Projects like Kubernetes succeeded because foundations like the CNCF created a trusted space for competing giants to co-invest. This corporate backing assures customers of the project's longevity, making it a safe choice to adopt.

Kubernetes was deliberately open-sourced because, as an underdog to AWS, a Google-exclusive product would be ignored by the market majority. Open sourcing allowed them to engage the entire developer community, build an ecosystem, and establish thought leadership, which is a more effective strategy than locking down tech when you aren't the market leader.

VLLM thrives by creating a multi-sided ecosystem where stakeholders contribute for their own self-interest. Model providers contribute to ensure their models run well. Silicon providers (NVIDIA, AMD) contribute to support their hardware. This flywheel effect establishes the platform as a de facto standard, benefiting the entire ecosystem.

PMs must accept that open source roadmaps are engineering-driven and influenced by competitors. This inherent 'drama' is the price paid for creating a much larger market pie than a single company could achieve alone.

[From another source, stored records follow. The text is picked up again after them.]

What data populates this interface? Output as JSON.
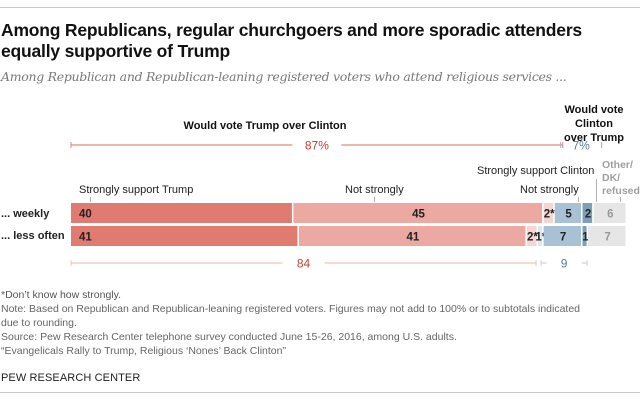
{
  "title": "Among Republicans, regular churchgoers and more sporadic attenders equally supportive of Trump",
  "subtitle": "Among Republican and Republican-leaning registered voters who attend religious services ...",
  "headers": {
    "trump": "Would vote Trump over Clinton",
    "clinton_line1": "Would vote Clinton",
    "clinton_line2": "over Trump"
  },
  "segment_labels": {
    "strongly_trump": "Strongly support Trump",
    "not_strongly_trump": "Not strongly",
    "strongly_clinton": "Strongly support Clinton",
    "not_strongly_clinton": "Not strongly",
    "other_line1": "Other/",
    "other_line2": "DK/",
    "other_line3": "refused"
  },
  "colors": {
    "trump_strong": "#e07b72",
    "trump_not": "#eba9a1",
    "trump_dk": "#f6d6d2",
    "clinton_dk": "#dde7ef",
    "clinton_strong": "#a9c1d4",
    "clinton_not": "#7f9fb9",
    "other": "#e6e6e6",
    "trump_text": "#c0442f",
    "clinton_text": "#5b7b97"
  },
  "chart_data": {
    "type": "bar",
    "orientation": "horizontal",
    "stacked": true,
    "title": "Among Republicans, regular churchgoers and more sporadic attenders equally supportive of Trump",
    "categories": [
      "... weekly",
      "... less often"
    ],
    "series": [
      {
        "name": "Strongly support Trump",
        "values": [
          40,
          41
        ],
        "labels": [
          "40",
          "41"
        ]
      },
      {
        "name": "Not strongly (Trump)",
        "values": [
          45,
          41
        ],
        "labels": [
          "45",
          "41"
        ]
      },
      {
        "name": "Don't know how strongly (Trump)",
        "values": [
          2,
          2
        ],
        "labels": [
          "2*",
          "2*"
        ]
      },
      {
        "name": "Don't know how strongly (Clinton)",
        "values": [
          0,
          1
        ],
        "labels": [
          "",
          "1*"
        ]
      },
      {
        "name": "Strongly support Clinton",
        "values": [
          5,
          7
        ],
        "labels": [
          "5",
          "7"
        ]
      },
      {
        "name": "Not strongly (Clinton)",
        "values": [
          2,
          1
        ],
        "labels": [
          "2",
          "1"
        ]
      },
      {
        "name": "Other/DK/refused",
        "values": [
          6,
          7
        ],
        "labels": [
          "6",
          "7"
        ]
      }
    ],
    "subtotals": {
      "weekly": {
        "trump": "87%",
        "clinton": "7%"
      },
      "less_often": {
        "trump": "84",
        "clinton": "9"
      }
    },
    "xlim": [
      0,
      100
    ]
  },
  "notes": {
    "footnote": "*Don’t know how strongly.",
    "note_line1": "Note: Based on Republican and Republican-leaning registered voters. Figures may not add to 100% or to subtotals indicated",
    "note_line2": "due to rounding.",
    "source": "Source: Pew Research Center telephone survey conducted June 15-26, 2016, among U.S. adults.",
    "report": "“Evangelicals Rally to Trump, Religious ‘Nones’ Back Clinton”"
  },
  "footer": "PEW RESEARCH CENTER"
}
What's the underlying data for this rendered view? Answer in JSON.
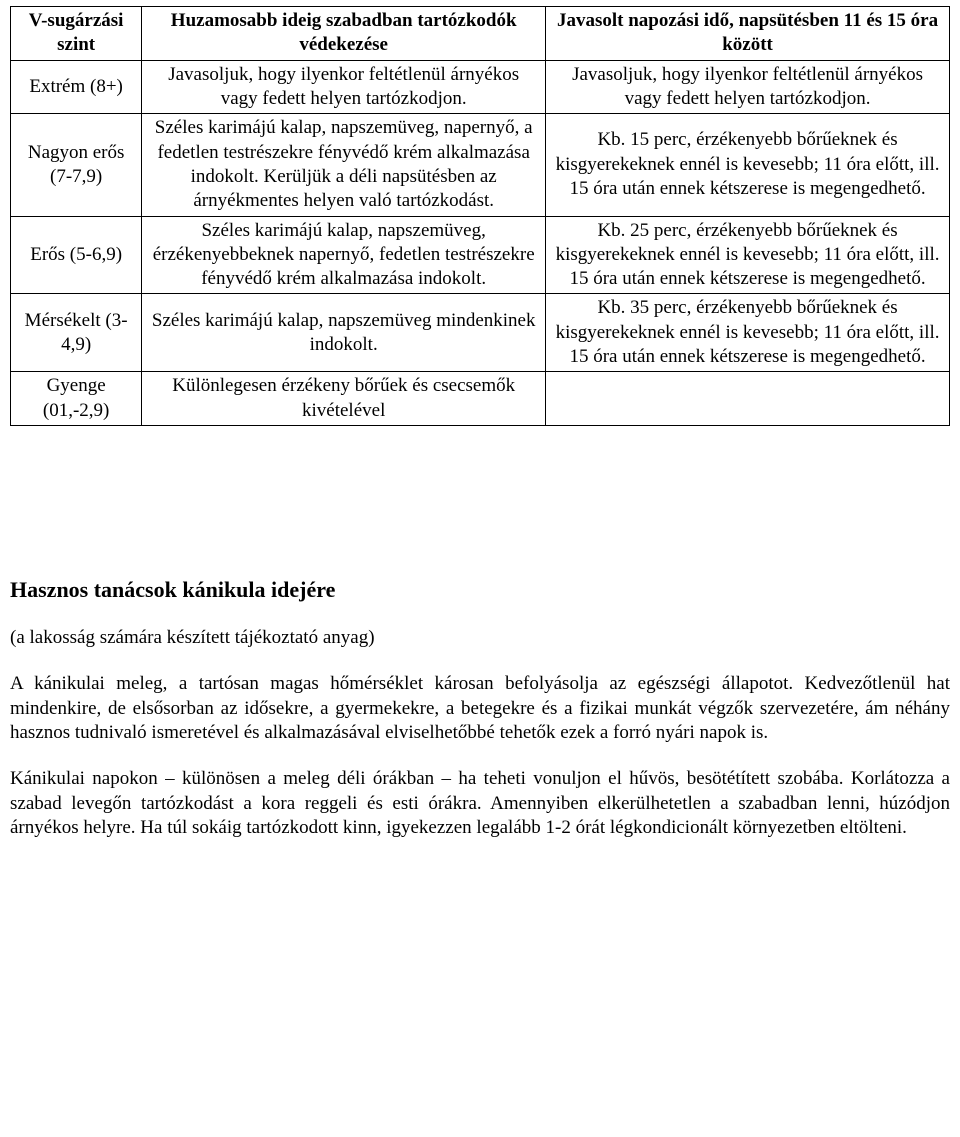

Key open-source projects like Ray and VLLM are moving to the Linux Foundation. This ensures they aren't controlled by a single company, fostering a stable, interoperable AI compute stack that the entire community can build upon without fear of vendor lock-in.

Rather than just consuming technology, members of the OpenFold consortium are building businesses on top of it. Companies are providing specialized services like federated learning tools and SaaS platforms, demonstrating how a pre-competitive open technology can spawn a new ecosystem of commercial service providers.